A Michigan judge has authorized criminal charges against one city official and two state officials
Credit: Pete Marovich/Bloomberg via Getty Images

A Michigan judge has authorized criminal charges against one city official and two state officials in connection with the lead contamination of Flint’s water.

The office of Michigan’s attorney general announced Wednesday they were pressing charges on two Michigan Department of Environmental Quality officials and a local water treatment plant supervisor in conjunction with the crisis.

Michael Prysby, a DEQ district engineer, and Stephen Busch, a supervisor with the DEQ’s Office of Drinking Water, were both charged with misconduct in office, conspiracy to tamper with evidence, tampering with evidence and violations of water treatment and monitoring laws. Flint utilities administrator Michael Glasgow was charged with tampering with evidence for changing lead water-testing results and willful neglect of duty as a public servant.

Busch is currently on paid leave after being suspended; Prysby recently switched positions within the agency.

The news comes as Michigan Governor Rick Snyder has pledged to drink filtered Flint tap water for a month, in an effort to prove that the city’s tainted water is safe when filtered.

Snyder visited a Flint family’s home on Monday, and made a statement to Detroit Free Press.

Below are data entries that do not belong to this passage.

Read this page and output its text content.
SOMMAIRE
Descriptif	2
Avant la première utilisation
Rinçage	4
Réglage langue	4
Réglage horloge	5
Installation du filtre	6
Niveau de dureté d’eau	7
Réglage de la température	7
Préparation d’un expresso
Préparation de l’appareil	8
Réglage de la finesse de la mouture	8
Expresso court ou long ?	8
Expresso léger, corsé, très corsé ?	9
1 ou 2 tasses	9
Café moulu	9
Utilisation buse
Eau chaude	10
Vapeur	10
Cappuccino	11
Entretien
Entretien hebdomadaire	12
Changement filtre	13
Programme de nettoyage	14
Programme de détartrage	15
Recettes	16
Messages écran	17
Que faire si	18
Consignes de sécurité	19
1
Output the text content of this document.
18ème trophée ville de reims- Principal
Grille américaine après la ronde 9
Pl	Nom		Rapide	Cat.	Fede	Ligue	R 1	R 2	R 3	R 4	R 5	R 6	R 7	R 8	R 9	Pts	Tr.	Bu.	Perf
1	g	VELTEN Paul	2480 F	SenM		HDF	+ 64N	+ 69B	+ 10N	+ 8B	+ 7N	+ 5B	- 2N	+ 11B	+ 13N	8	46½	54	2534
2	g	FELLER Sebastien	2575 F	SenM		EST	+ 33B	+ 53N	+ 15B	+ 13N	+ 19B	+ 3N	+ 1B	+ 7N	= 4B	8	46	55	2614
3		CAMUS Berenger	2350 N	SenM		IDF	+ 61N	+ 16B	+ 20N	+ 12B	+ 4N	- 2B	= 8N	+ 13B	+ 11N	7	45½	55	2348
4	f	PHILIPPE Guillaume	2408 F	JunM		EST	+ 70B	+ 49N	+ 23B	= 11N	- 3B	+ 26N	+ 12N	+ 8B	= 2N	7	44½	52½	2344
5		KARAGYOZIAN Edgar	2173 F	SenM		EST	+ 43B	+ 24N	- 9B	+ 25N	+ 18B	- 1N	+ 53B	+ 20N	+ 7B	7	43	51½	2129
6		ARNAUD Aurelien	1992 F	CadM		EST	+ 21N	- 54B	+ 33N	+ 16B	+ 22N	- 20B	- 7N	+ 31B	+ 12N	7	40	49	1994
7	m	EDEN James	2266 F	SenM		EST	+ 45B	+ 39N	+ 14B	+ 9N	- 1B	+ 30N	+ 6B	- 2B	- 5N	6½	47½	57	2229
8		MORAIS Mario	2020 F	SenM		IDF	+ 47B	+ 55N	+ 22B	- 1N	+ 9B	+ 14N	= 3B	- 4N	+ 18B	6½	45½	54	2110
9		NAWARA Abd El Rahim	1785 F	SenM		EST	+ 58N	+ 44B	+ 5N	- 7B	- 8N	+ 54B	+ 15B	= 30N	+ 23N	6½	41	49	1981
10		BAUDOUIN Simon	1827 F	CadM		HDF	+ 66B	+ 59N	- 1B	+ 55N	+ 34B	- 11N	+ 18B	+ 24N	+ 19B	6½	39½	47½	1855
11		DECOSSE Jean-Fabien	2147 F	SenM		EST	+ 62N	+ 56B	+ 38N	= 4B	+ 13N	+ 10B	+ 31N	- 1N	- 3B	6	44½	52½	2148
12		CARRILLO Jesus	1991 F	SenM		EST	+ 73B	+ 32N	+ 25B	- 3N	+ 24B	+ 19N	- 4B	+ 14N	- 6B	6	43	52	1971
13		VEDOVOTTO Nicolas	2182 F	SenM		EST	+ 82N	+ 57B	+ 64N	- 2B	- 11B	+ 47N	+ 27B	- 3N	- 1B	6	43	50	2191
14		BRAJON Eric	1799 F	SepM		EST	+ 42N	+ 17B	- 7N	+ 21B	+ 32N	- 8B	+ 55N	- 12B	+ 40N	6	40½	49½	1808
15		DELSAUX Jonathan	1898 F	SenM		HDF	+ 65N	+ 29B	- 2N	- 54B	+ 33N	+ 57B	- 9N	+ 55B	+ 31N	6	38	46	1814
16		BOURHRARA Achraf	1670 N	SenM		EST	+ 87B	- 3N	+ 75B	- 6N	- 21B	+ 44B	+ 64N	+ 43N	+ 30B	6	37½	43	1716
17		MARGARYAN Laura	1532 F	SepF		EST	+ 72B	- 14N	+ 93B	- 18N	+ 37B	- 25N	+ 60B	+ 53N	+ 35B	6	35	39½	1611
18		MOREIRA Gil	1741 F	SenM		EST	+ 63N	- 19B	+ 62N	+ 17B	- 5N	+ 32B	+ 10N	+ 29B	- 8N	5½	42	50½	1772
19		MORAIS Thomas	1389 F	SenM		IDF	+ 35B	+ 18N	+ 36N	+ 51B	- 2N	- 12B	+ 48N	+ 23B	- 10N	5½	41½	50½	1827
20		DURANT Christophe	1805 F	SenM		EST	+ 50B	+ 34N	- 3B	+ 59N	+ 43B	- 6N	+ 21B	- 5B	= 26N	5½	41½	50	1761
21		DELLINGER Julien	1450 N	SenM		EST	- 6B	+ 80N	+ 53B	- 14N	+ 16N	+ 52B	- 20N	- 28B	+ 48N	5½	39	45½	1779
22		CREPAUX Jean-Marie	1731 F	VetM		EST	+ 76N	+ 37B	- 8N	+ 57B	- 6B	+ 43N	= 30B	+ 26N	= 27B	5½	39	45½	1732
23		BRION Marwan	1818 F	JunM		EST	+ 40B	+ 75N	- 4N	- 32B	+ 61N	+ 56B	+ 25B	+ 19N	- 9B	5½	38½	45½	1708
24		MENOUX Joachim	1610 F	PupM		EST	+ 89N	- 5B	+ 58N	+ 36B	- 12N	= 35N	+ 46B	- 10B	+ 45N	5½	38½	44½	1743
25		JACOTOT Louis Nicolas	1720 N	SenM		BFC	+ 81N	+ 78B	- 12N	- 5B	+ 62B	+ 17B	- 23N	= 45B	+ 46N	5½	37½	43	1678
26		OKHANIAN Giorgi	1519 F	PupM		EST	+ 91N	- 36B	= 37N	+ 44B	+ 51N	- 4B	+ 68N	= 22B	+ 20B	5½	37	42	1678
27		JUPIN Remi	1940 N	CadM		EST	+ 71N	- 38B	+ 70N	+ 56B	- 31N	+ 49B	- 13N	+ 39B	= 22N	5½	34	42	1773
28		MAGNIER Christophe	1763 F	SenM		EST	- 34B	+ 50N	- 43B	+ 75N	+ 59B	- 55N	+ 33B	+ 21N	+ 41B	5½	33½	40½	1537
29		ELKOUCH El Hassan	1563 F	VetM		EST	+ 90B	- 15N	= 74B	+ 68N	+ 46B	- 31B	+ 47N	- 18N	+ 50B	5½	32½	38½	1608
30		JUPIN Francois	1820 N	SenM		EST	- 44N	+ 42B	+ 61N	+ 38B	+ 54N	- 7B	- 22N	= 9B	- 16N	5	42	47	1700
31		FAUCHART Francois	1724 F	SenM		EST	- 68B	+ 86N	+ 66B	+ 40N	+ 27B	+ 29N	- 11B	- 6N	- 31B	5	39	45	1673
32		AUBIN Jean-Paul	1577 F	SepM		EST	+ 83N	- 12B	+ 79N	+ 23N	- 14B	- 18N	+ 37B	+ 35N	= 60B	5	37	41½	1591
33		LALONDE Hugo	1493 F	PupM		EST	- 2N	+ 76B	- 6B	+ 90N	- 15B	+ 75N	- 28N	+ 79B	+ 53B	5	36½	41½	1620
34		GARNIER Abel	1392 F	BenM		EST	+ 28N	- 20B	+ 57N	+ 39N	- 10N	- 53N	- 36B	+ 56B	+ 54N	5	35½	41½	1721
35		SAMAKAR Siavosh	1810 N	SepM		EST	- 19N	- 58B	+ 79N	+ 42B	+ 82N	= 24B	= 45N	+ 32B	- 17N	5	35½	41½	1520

“To help support this effort – people are asking about me drinking the water – I filled up a bunch of gallon jugs, so I’m going to drink filtered Flint water from this wonderful home I visited. I’m going to start drinking that tonight and do it for the next 30 days when I’m at work and at home.”

Snyder’s vow follows news that efforts to fix Flint’s water supply are being hampered mainly by the fact that Flint residents no longer trust the water supply. NPR reported earlier this month that Virginia Tech researchers have found “the water additives that would ‘re-scale’ corroded pipes in [Flint’s] water system, thereby preventing lead from leaching into the water, are not reaching the pipes because people in Flint don’t want to pay for contaminated water that they can’t use.”

Virginia Tech researcher Marc Edwards put it in blunter terms in a press conference: “The delivery of the cure, which is this clean water that needs to flow through the system, in some Flint homes, is simply not happening.”

The Free Press reports that last week, after Snyder pressed for Flint residents to use more tap water, a state official told him that “Flint residents wanted him to start drinking the tap water first.”

“I completely understand why some Flint residents are hesitant to drink the water, and I am hopeful I can alleviate some of the skepticism and mistrust by putting words to action,” Snyder said, according to the newspaper. “Flint residents made it clear that they would like to see me personally drink the water, so today I am fulfilling that request. And I will continue drinking Flint water at work and at home for at least 30 days.”